Our focus will be directed toward those areas that adversely affect the quality of life in the district. Employment, Education, Housing, and Crime. Increasing Law Enforcement Officers, Harsher Jail Sentences, Adding Body Cameras, Cessation of ticketing pedestrian infractions will not reduce crime nor will it increase the quality of life in our respective communities.
For far too long, we have addressed symptoms rather than problems. We have sought simple solutions to complex problems, and in the process, wasted unrecoverable human talent and potential. To move the needle from "Barely Livable" to "Livable" we must engage in plausible additions by subtraction.
What must we subtract from the barely liveable equation?
(1) We must significantly reduce crime and recidivism;
(2) We must significantly reduce homelessness;
(3) We must significantly reduce educational failures;
(4) and most of all, we must reduce, significantly, the unemployment rate in District Ten.
There is no magic bullet or panacea to the long-standing problems that plague our neighborhoods, however, what we have in abundance is the will, desire, and the fortitude to "Change the way we do things."
"Imagination is more important than knowledge. Knowledge is limited. Imagination encircles the world."
LIST OF ISSUES
Educational Equity and paramount in the preparation for 21st-century employment and entrepreneurial opportunities. We will assemble town hall meetings with district parents to emphasize the value of education as being foundational to crime reduction and quality of life levels.
The majority of District 10's employed are underemployed or working part-time in service industry jobs. We will marshal the resources within our district to address employment inequities.
Improving Northwest Jacksonville's economy is one of the top focal points of my campaign. The City of Jacksonville, using the Northwest Jacksonville Development Trust Fund, will be called upon to incubate and support economic development,
We view jobs as a by-product of economic development. Rather than waiting, appealing, or praying for a corporate savior to rescue us from our economic doldrums, we will tap into our own resources by circulating District Ten dollars as much as possible by encouraging entrepreneurship.
Beyond, and inclusive of District Ten, it is essential that the City Council protect all Duval County citizens by giving precedence to the water we drink, and the air we breathe. Neighborhood environmental concerns include:
Leaking underground oil tanks
Hazardous waste sites
Signs of illegal drug manufacturing (meth labs)
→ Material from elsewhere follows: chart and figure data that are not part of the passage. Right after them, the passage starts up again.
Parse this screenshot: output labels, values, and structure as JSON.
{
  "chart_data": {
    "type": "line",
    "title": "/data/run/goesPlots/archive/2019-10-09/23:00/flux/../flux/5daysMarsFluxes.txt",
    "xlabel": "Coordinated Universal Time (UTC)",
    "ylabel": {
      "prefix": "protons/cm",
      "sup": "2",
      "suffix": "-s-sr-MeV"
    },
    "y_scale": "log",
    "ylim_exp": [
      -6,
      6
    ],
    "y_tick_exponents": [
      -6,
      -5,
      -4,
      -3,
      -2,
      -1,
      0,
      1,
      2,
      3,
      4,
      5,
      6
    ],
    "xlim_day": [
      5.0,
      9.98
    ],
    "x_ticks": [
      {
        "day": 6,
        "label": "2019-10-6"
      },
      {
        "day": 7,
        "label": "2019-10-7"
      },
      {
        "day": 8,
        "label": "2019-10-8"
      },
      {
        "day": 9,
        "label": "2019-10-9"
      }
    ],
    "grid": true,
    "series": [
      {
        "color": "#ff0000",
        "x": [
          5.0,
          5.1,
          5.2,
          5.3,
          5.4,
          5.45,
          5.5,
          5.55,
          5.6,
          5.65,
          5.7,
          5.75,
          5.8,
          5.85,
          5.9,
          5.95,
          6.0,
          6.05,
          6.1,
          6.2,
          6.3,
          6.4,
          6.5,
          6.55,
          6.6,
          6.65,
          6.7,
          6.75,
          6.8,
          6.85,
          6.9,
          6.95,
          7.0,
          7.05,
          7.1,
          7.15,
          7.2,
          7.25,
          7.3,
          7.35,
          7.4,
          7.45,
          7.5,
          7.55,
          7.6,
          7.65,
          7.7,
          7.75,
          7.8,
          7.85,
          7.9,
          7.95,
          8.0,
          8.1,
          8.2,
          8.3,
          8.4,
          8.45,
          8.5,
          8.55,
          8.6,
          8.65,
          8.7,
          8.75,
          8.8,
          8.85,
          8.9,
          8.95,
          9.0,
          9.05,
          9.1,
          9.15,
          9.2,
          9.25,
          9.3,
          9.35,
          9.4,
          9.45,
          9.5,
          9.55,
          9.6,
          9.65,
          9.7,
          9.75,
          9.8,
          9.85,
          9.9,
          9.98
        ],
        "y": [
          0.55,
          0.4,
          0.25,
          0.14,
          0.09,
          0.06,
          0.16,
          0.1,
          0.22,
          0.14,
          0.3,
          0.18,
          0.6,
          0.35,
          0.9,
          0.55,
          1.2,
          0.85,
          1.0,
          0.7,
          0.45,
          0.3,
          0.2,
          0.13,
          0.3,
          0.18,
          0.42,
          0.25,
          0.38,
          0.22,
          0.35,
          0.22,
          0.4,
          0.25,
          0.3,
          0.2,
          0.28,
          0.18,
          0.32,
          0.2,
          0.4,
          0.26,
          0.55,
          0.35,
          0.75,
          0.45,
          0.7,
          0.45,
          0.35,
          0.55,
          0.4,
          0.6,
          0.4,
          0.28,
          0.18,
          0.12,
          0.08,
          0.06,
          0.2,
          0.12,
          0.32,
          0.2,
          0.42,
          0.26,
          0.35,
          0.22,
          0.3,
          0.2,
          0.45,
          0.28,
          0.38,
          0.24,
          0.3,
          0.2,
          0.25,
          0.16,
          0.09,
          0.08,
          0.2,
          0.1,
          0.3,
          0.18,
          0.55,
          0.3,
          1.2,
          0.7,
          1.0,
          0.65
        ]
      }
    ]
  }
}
Contamination from industrial or agricultural sites
Contamination from toxic spills
U.S. EPA’s top cleanup priority properties
Flood zone map (1-mile radius of property)
One of the most pressing issues in Northwest Jacksonville is affordable housing. It appears that housing inspections in our district leave a lot to be desired as we are plagued, for years, with dilapidated and substandard housing.
We need rigorous enforcement of existing housing codes to incent investors and landlords to bring (and keep) their properties in compliance.
In Duval County, the index of health disparities is higher than any other county in the state. In some cases, higher than the national average. Our candidacy will address health disparities.
Of particular note is Infant Mortality. The Duval County rate of 8.1 per 1,000 births is higher than the state rate of 6.2 per 1,000.
Unfortunately, the highest incidents of Infant Mortality in Duval County occur in Zip Codes 32210 and 32218. According to Dr. Gornto, "It’s important for the whole community to be aware of infant and fetal mortality; just because it’s happening in one part of Jacksonville more than others, for example, doesn’t mean it isn’t affecting the whole city.
“If we have high infant mortality rates and you’re trying to recruit a large company to come to Jacksonville, it impacts everyone,” Gornto said. “It tells you about our education system...It tells you about all of our systems, and our health care system. It’s a sentinel indicator of the health of our community.”